Specialized Normalization Running Slow in Pytorch

I have a tensor of shape z = (38, 38, 7, 7, 21) = (x_pos, y_pos, grid_i, grid_j, class_num), and I wish to normalize it according to the formula:
image

I have produced a working example of what I mean here, and the problem is that it is extremely slow, approximately 2-3 seconds for each grid entry (of which there are 49, so 49*3 seconds = 147 seconds, which is way too long, considering I need to do this with thousands of image feature maps).
Any optimizations or obvious problems very much appreciated. This is part of a Pytorch convolutional neural network architecture, so I am using torch tensors and tensor ops.

import torch
def normalizeScoreMap(score_map):
    for grid_i in range(7):
        for grid_j in range(7):
            for x in range(38):
                for y in range(38):
                    grid_sum = torch.tensor(0.0).cuda()
                    for class_num in range(21):
                        grid_sum += torch.pow(score_map[x][y][grid_i][grid_j][class_num], 2)
                    grid_normalizer = torch.sqrt(grid_sum)
                    for class_num in range(21):
                        score_map[x][y][grid_i][grid_j][class_num] /= grid_normalizer
    return score_map

random_score_map = torch.rand(38,38,7,7,21).cuda()
score_map = normalizeScoreMap(random_score_map)

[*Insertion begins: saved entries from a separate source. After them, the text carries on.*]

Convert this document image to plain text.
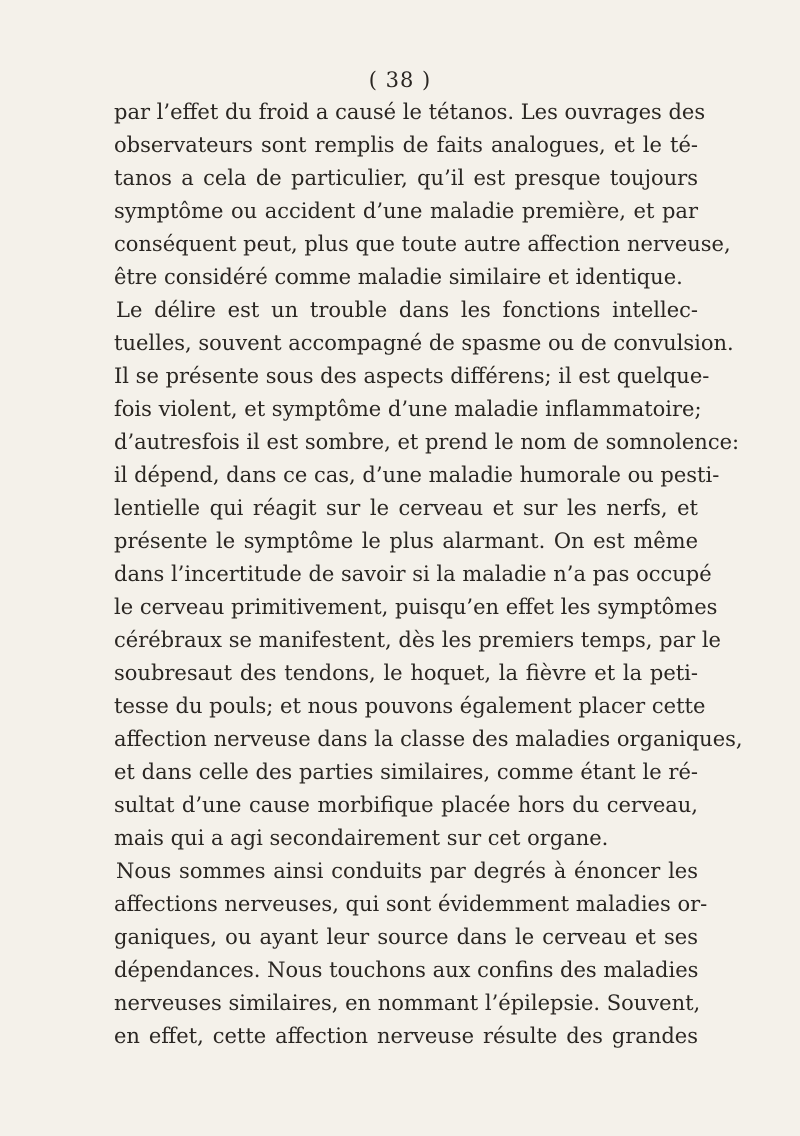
( 38 )
par l’effet du froid a causé le tétanos. Les ouvrages des
observateurs sont remplis de faits analogues, et le té-
tanos a cela de particulier, qu’il est presque toujours
symptôme ou accident d’une maladie première, et par
conséquent peut, plus que toute autre affection nerveuse,
être considéré comme maladie similaire et identique.
Le délire est un trouble dans les fonctions intellec-
tuelles, souvent accompagné de spasme ou de convulsion.
Il se présente sous des aspects différens; il est quelque-
fois violent, et symptôme d’une maladie inflammatoire;
d’autresfois il est sombre, et prend le nom de somnolence:
il dépend, dans ce cas, d’une maladie humorale ou pesti-
lentielle qui réagit sur le cerveau et sur les nerfs, et
présente le symptôme le plus alarmant. On est même
dans l’incertitude de savoir si la maladie n’a pas occupé
le cerveau primitivement, puisqu’en effet les symptômes
cérébraux se manifestent, dès les premiers temps, par le
soubresaut des tendons, le hoquet, la fièvre et la peti-
tesse du pouls; et nous pouvons également placer cette
affection nerveuse dans la classe des maladies organiques,
et dans celle des parties similaires, comme étant le ré-
sultat d’une cause morbifique placée hors du cerveau,
mais qui a agi secondairement sur cet organe.
Nous sommes ainsi conduits par degrés à énoncer les
affections nerveuses, qui sont évidemment maladies or-
ganiques, ou ayant leur source dans le cerveau et ses
dépendances. Nous touchons aux confins des maladies
nerveuses similaires, en nommant l’épilepsie. Souvent,
en effet, cette affection nerveuse résulte des grandes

Edit: For reference I have an i9-9900K CPU and a nvidia 2080 GPU, so my hardware is quite good. I would be willing to try multi-threading but I am looking for more obvious problems/optimizations.

This should work:

x = random_score_map.clone()
s = (x**2).sum(4, keepdims=True)
n = torch.sqrt(s)
x /= n

print(torch.allclose(x, score_map))
> True

Note that you should avoid for loops where possible and try to use vectorized code instead.